There are data after the end of archive

Also, there were supposed to be some .rar files inside the original (downloaded) zip file, which were missing from the extracted location.

  1. For jar xf, I get the error:

Error in JAR file! (not compressed but data desc.)

When I try to run zip -T Archive.zip, I get

Could not find Archive.z01

Hit c (change path to where this split file is)

q (abort archive - quit)

or ENTER (try reading this split again):

Is it possible OneDrive gave me a corrupted archive?


Solution 1:

I know this question was posted over a year ago, but after running into what looks like the exact same issue I might be able to provide some answers. The most likely cause of this interoperability problem is OneDrive's implementation of the ZIP64 extension, and to be more precise the value of the "total number of disks" field in the "zip64 end of central dir locator". In the OneDrive files, this value is set to 0 (zero), whereas most reader tools expect a value of 1.

For more information here's a detailed write-up I posted on my blog:

https://www.bitsgalore.org/2020/03/11/does-microsoft-onedrive-export-large-ZIP-files-that-are-corrupt

If you're comfortable with a bit of Hex editing, you can provisionally "fix" affected files by changing the first byte of the "total number of disks" field in a hex editor, again see my blog post for details.
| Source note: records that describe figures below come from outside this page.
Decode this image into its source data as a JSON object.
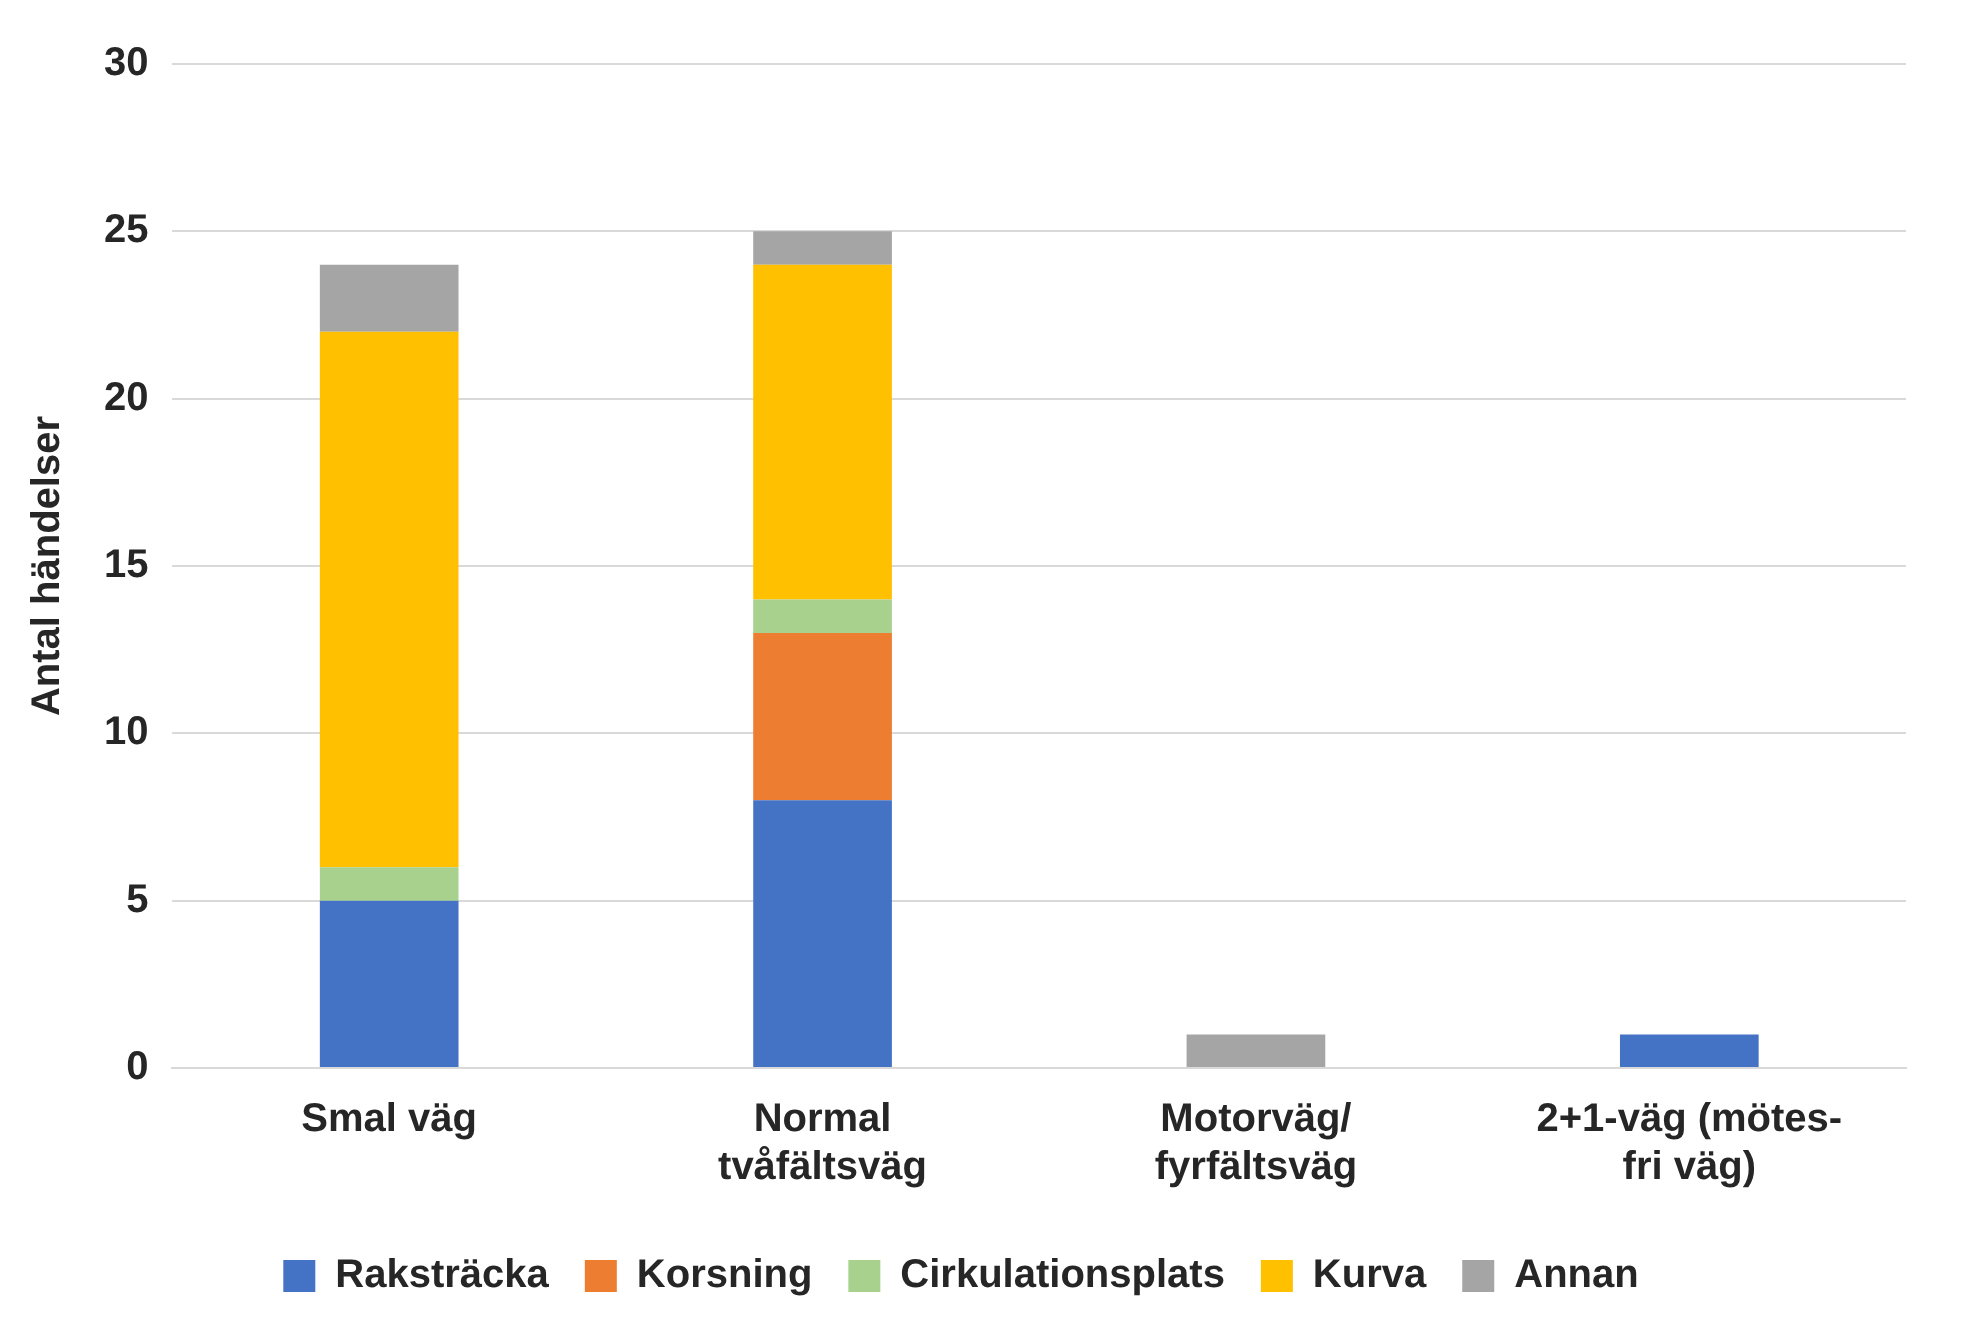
{
  "chart_data": {
    "type": "bar",
    "ylabel": "Antal händelser",
    "stacked": true,
    "categories": [
      "Smal väg",
      "Normal\ntvåfältsväg",
      "Motorväg/\nfyrfältsväg",
      "2+1-väg (mötes-\nfri väg)"
    ],
    "series": [
      {
        "name": "Raksträcka",
        "color": "#4472c4",
        "values": [
          5,
          8,
          0,
          1
        ]
      },
      {
        "name": "Korsning",
        "color": "#ed7d31",
        "values": [
          0,
          5,
          0,
          0
        ]
      },
      {
        "name": "Cirkulationsplats",
        "color": "#a9d18e",
        "values": [
          1,
          1,
          0,
          0
        ]
      },
      {
        "name": "Kurva",
        "color": "#ffc000",
        "values": [
          16,
          10,
          0,
          0
        ]
      },
      {
        "name": "Annan",
        "color": "#a5a5a5",
        "values": [
          2,
          1,
          1,
          0
        ]
      }
    ],
    "ylim": [
      0,
      30
    ],
    "yticks": [
      0,
      5,
      10,
      15,
      20,
      25,
      30
    ],
    "grid": "y",
    "legend": "bottom"
  }
}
UPDATE: partially prompted by my blog post someone has written a Perl script that fixes these files automatically, see this link for more details:

https://unix.stackexchange.com/a/590034

Direct link to the script:

https://github.com/pmqs/Fix-OneDrive-Zip

In addition, this support page from Microsoft says (3rd 'Notes' section from top):

Downloads are subject to the following limits: individual file size limit: 10GB; total zip file size limit: 20GB; total number of files limit: 10,000.

So for a 45 GB directory you might hit these size limits as well.